Ryan H. (L D M) proves there just may be worse things lurking in ball pits. I don’t really need to point out what is awesome with this…well, because…it is all awesome :-D
I was actually going on to Ryan’s flickr stream to blog his masterpiece Settlers of Catan game that he built for Brickworld, but the ball pit distracted me…so I’ll just kill two birds with one stone.
I don’t even want to know how much this cost you buddy!! That is a lot of Bricklinkin’!!!
We may have missed our opportunity to blog this when Alex Sandek first posted it a few weeks ago, but this temple is too good to stay lost. The overhanging rocks and waterfall are a creative way of masking the vignette base, and the white temple atop the dark tan crags is beautiful in its seeming simplicity.
Flickr user lisqr has built this wonderful microscale model of one of the most impressive architectural feats in mankind’s history, the Great Wall of China. While the real Great Wall was several thousand miles long, lisqr employs a nifty series of connected vignettes to capture the wall’s serpentine path.
These two recent Portal 2 test chambers by Haypro (above) and [LJ] (below) shows off the dilapidated testing environment that many players of the game found memorable.
Sandcastles are tempting targets, no matter where in the universe you are, as Bart De Dobbelaer shows in this humorous vignette. Take note of his great use of the microfigs from the Lego games for bits of the sandcastle, and of course the aliens from Series 6 and Alien Conquest.
Flickr user crises_crs portrays the new Collectible Minifig Series 6 Minotaur trying to put the mooves on a heifer in this beefed up vignette.
James Pegrum’s (peggyjdb) vignette caught my eye with its slanted rocks and angled placement of the temple, making it look more refined and realistic.
Over the last few weeks, Sean and Steph Mayo (aka Siercon and Coral) have been creating a strikingly skillful set of microscale dioramas for the Microscale Castle Contest at Classic-Castle, with each vignette depicting a scene from an epic struggle for a fantasy world. All eight of the individual scenes fit together, adjoining to create a complete panorama of the battle.
There are too many imaginative and implausibly tiny details to highlight them all, so be sure to check out the photographs carefully. A few of my favorites include the mounted knight, the war elephants, the stairs to the dark castle, and of course, the microscale angelic warrior (below). This is microscale building at its finest.
And, as if all this wasn’t enough, Sean and Steph have teamed up with Blake Baer (aka Blake’s Baericks), who is creating the second part of this saga.
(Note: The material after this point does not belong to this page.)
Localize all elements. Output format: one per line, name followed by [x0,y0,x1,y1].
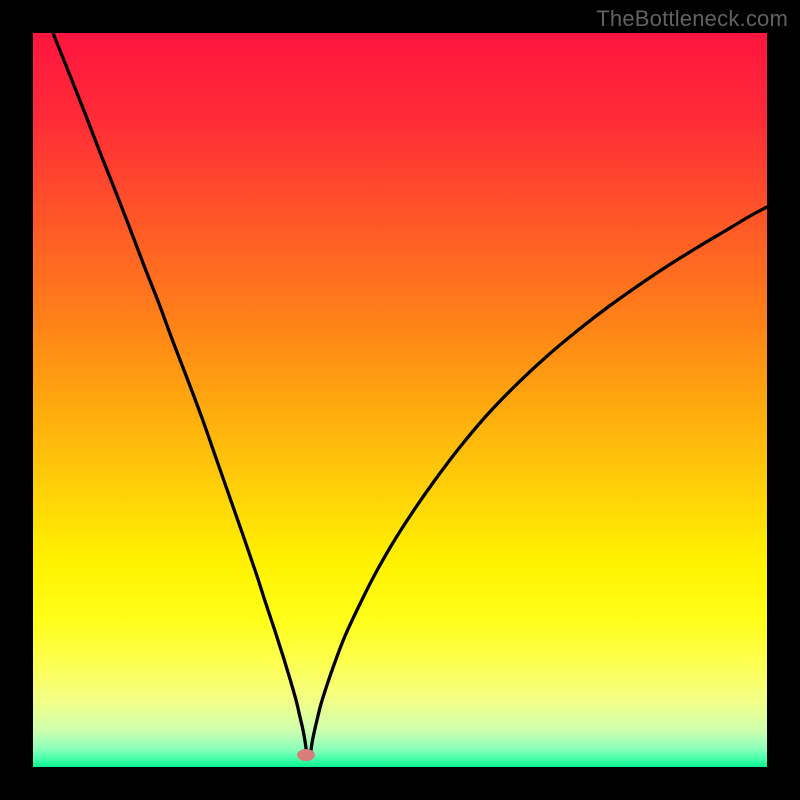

Although Blake has so far only shown the first vignette of a planned five, his work looks like it will be right on par with the first segment, so keep an eye on his photostream to see the rest.
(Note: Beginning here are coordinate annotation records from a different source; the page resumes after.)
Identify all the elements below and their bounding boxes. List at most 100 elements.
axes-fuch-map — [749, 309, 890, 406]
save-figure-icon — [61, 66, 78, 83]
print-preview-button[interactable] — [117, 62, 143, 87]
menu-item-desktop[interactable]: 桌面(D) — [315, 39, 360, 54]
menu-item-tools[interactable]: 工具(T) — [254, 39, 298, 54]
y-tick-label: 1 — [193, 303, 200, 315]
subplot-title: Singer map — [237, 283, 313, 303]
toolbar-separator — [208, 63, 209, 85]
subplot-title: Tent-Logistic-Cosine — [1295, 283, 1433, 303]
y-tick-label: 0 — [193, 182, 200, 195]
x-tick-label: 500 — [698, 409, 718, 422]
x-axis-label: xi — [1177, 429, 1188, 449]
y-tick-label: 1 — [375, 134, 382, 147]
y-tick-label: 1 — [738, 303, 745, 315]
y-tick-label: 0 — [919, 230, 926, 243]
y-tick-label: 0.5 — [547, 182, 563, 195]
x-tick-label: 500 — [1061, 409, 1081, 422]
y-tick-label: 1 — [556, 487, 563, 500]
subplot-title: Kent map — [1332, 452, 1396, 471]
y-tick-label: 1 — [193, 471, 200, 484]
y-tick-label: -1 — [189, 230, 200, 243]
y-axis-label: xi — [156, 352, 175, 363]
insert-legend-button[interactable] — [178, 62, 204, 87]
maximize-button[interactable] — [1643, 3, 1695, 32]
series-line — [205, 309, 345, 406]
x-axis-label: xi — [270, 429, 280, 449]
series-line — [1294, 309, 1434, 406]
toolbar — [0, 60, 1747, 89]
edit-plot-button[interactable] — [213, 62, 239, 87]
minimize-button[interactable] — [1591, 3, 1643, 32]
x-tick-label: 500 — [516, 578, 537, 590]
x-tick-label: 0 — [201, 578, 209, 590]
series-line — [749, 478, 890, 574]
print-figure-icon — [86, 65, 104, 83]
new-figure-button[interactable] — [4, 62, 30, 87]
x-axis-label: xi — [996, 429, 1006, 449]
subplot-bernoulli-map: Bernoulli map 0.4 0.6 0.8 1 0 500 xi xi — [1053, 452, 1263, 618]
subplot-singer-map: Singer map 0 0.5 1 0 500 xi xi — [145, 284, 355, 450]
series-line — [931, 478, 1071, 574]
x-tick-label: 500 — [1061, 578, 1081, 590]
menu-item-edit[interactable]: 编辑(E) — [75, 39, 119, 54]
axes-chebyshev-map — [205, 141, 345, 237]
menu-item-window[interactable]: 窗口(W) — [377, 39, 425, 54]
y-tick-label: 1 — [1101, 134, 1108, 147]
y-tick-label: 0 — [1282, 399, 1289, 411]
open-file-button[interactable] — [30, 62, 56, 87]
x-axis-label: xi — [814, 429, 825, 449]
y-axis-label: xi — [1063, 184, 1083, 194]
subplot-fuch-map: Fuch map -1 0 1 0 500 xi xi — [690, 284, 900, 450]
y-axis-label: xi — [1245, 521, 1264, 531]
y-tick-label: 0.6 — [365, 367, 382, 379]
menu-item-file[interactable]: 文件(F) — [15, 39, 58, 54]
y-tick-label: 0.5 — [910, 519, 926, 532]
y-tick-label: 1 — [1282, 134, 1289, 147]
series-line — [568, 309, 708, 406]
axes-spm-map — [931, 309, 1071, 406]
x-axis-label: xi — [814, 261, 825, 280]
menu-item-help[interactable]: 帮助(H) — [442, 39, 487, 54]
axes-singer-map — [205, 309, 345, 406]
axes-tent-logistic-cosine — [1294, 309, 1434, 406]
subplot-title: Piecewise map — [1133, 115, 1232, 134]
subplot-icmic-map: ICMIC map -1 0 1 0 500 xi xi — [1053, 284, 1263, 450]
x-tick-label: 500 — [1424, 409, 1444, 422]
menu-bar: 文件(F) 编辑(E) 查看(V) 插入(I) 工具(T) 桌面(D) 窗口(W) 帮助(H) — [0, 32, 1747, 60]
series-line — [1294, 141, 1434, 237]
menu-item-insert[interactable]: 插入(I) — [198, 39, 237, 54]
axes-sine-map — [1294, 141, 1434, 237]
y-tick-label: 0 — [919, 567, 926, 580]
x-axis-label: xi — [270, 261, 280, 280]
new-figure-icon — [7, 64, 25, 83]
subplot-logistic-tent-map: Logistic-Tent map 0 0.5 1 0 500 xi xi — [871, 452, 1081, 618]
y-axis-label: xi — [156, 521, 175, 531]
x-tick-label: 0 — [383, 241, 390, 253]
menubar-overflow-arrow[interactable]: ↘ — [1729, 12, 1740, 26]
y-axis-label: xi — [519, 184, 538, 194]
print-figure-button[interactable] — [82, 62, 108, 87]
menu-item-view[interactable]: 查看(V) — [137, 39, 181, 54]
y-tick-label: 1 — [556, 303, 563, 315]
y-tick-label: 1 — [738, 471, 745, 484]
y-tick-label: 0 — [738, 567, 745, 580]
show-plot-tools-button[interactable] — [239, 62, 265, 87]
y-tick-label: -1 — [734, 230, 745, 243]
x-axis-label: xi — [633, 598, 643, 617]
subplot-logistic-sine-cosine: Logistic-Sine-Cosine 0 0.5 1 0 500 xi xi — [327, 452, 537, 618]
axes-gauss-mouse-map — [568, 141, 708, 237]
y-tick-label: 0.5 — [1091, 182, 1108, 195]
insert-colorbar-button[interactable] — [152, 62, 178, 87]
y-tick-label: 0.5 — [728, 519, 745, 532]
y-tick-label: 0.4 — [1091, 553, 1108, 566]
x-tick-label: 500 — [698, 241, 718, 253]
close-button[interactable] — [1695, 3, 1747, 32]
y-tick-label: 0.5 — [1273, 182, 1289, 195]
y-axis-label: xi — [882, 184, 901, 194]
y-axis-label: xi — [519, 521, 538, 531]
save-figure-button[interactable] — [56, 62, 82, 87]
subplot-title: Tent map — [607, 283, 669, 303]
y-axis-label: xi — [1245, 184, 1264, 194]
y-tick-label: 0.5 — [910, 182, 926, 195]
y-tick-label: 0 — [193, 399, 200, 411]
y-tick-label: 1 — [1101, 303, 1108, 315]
As much as I prefer Frank Herbert’s original novels, David Lynch created a unique vision of the Dune universe that was all his own. Stefan Käsmayer (-2×4-) has recently recreated bits of Lynch’s version in LEGO, beginning with the Harkonnen ornithopter (via The Living Brick):
He followed this with a little scene depicting Paul Atreides practicing his combat skills (via VignetteBricks):
Lego.Skrytsson‘s depiction of the Kraken does it great justice. The teeth is just wow.